Harris’ interview has angered a moderate Democrat crucial to the closure of the proposed relief; he blasted Harris after she framed the relief package as a “big issue” for West Virginia, a key state in an evenly divided 50-50 Senate. Democrats annoyed with Harris are describing her performance as “ham-handed”.

Harris was responding to a question from a WSAZ TV host who asked when Americans can expect relief cheques to land. Harris said, “To your point in West Virginia, one in seven families is describing their household as being hungry, one in six can’t pay their rent, and one in four small businesses are closing permanently or have already closed, so it’s a big issue in West Virginia and across the country,” Harris said. “And that’s why the president and I are offering the American Rescue Plan.”
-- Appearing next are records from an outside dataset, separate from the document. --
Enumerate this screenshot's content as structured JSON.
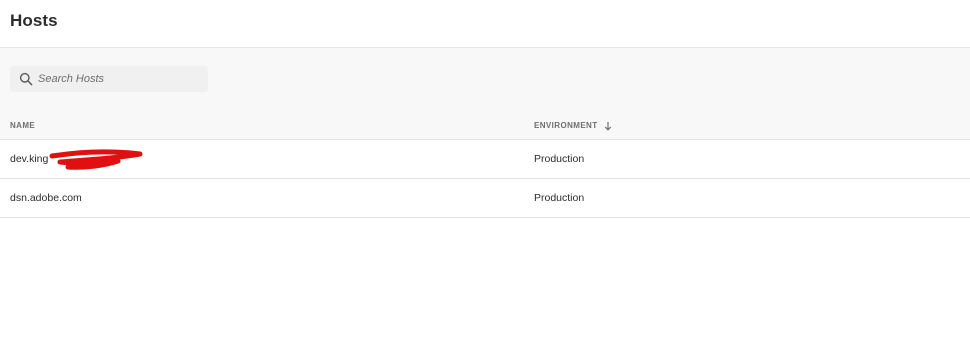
{
  "header": {
    "title": "Hosts"
  },
  "search": {
    "placeholder": "Search Hosts",
    "value": "",
    "icon": "search-icon"
  },
  "table": {
    "columns": [
      {
        "label": "NAME"
      },
      {
        "label": "ENVIRONMENT",
        "sort": "descending",
        "sort_icon": "arrow-down-icon"
      }
    ],
    "rows": [
      {
        "name": "dev.king",
        "environment": "Production",
        "redacted": true
      },
      {
        "name": "dsn.adobe.com",
        "environment": "Production"
      }
    ]
  },
  "colors": {
    "redaction": "#e01010",
    "toolbar_bg": "#f8f8f8",
    "divider": "#e1e1e1"
  }
}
“I saw the interview, I couldn’t believe it. No one called me about it,” West Virginia’s Senator Joe Manchin said. “We’re going to try to find a bipartisan pathway forward, but we need to work together. That’s not a way of working together.” For weeks, Manchin has made it clear that people making $300,000 should not be getting stimulus checks, the overall price tag should be lower and that the deal should be bipartisan.

For the Covid-19 economic package to get through the door, Biden and Harris need Manchin to play ball; Harris’ interview didn’t seem to factor that in.

With the Senate on a 50-50 razor’s edge and Harris in tie-breaker role, disgruntled Senators have the power to make or break the pandemic relief bill’s passage when millions of Americans are waiting for politicians to deliver $1,400 in direct payments instead of weeks of just talk.

“I support passing COVID relief with support from Republicans if we can get it. But the COVID relief has to pass – no ifs, ands or buts,” Biden said on Friday. Democrats are planning to take steps to pass the $1.9 trillion pandemic relief bill without Republican help. Even then, it needs 51 votes in the Senate. A single Democrat angered by a “president and I are offering the American Rescue Plan” soundbite has the leverage to blow it all up.